Trivial Pursuits

Monday, September 12, 2005

Cry me a river.

I am allowed to dislike a patient. Although so much of my medical training has ingrained in me the fact that countertranference is a reality that must be overcome in order to achieve empathetically rapport, I think that's bullshit written up by some hippie freak who never had an asshole as a patient, or was too oblivious to diagnose the assholism.

Now, what is ironic to me, is that most of the cheeriest, most affable patients that I have met are oncology patients. This is perhaps due to the fact that I have met so many later on in the disease, either when they have already achieved remission, or when they are so far advanced that they seemed to be at peace with their future. For the most part, I have noticed them to be stoic, strong, with a complacency that I, myself, even envy.

But there is the other extreme. Luckily, he is the first one of this prototype I have ever encountered, but by no means the last.I liken him to a cross between Jack McFarland and Simon of American Idol.

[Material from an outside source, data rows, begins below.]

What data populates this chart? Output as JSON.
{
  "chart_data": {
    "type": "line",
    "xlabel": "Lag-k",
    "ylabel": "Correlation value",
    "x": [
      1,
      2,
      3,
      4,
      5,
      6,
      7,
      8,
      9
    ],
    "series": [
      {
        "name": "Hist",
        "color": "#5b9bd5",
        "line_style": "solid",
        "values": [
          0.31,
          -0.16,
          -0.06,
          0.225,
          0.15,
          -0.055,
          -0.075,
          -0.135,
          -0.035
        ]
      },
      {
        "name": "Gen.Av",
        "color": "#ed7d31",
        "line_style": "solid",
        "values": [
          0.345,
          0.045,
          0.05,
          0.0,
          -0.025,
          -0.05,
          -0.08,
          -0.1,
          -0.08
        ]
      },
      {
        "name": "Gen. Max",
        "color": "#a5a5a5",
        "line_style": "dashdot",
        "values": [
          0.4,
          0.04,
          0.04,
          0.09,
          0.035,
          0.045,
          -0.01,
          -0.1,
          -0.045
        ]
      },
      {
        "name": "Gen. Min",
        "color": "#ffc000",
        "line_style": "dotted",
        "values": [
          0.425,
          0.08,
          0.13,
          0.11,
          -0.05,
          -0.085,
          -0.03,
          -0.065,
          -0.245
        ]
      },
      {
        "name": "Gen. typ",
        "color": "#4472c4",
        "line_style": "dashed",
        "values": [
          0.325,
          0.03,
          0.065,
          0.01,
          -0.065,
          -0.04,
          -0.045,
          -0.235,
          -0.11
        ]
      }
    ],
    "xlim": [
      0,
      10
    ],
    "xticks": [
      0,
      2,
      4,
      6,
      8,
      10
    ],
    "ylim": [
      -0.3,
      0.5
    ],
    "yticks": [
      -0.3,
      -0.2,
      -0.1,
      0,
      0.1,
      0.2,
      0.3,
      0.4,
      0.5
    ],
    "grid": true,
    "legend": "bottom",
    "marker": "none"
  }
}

With a Frasier-like snobbery, a biting sarcasm, all atop a cloud of blazeed flamboyancy. So that you can imagine him mauling away at your self-worth, flinging your insecurities in your face, all while sipping tea with a raised small finger.

"Oh look, new residents. How tedious," says he, as my resident and I enter the room. And when I introduce myself as the sub-intern, he retorted, dismissively, "oh I figured as much." Not to be outdone, I replied that I only looked young. "Don't worry, I won't last," this he replied.

I imagine that he fancies himself more intelligent, more respectable, and above all this -- the hospital, the nurses, the house-staff. Moreover, I imagine that he feels, because of his illness, that sense of entitlement. That all the world should pity him and that he is justified in accepting this pity with scorn, sarcasm, and blatant rudeness.

I could understand this mentality. When you, being terminally ill, become so inured to condolences, so many of which are forced, dealt out of necessity, pursuant to social decorum, rather than from sincerity, when you become so weary of the helplessness of those most capable of help, when you are so depressed, anxious, even terrified of your fate, and all anyone has to offer are drugs that ravage your immune system, make you sicker than you already were, render you bald, cachectic, and weak, at the end of which you hear no happy news, but rather more "sorries" and "how terrible" accompanied by stupid mylar balloons and kitschy cards filled with inane Hallmark-sentimentality. I cannot imagine how that must be like.

But at the end of it all, you are the one that decides how to respond. Whether or not you choose to spread your embitteredness to others, because you suppose their pity to be a byproduct of social conformation. I will not say that it is wrong, because that is a personal value judgment. Rather, I will say it is unjust; it is exploitating your condition, knowing that no one dare challenge your cruelty because their own conscience cannot allow it.

I hate that he chooses to be cruel, and that I feel reservation at resenting him, because I feel this need to understand his point of view, without his being obligated to consider mine. Because he is with condition, and I am without. And that he feels, in some sordid way, that fairness can only exist between us if he is allowed to be vicious.

Perhaps in the course of his stay, we will reach an understanding. That my goal is simple -- to help and not to impose. But somehow I think his years of hard-experience have already numbed his sensibilities, and that he has already transcended the reaches of human compassion. And here left is this hard shell of a being, devoid of human emotion, cold, practically dead.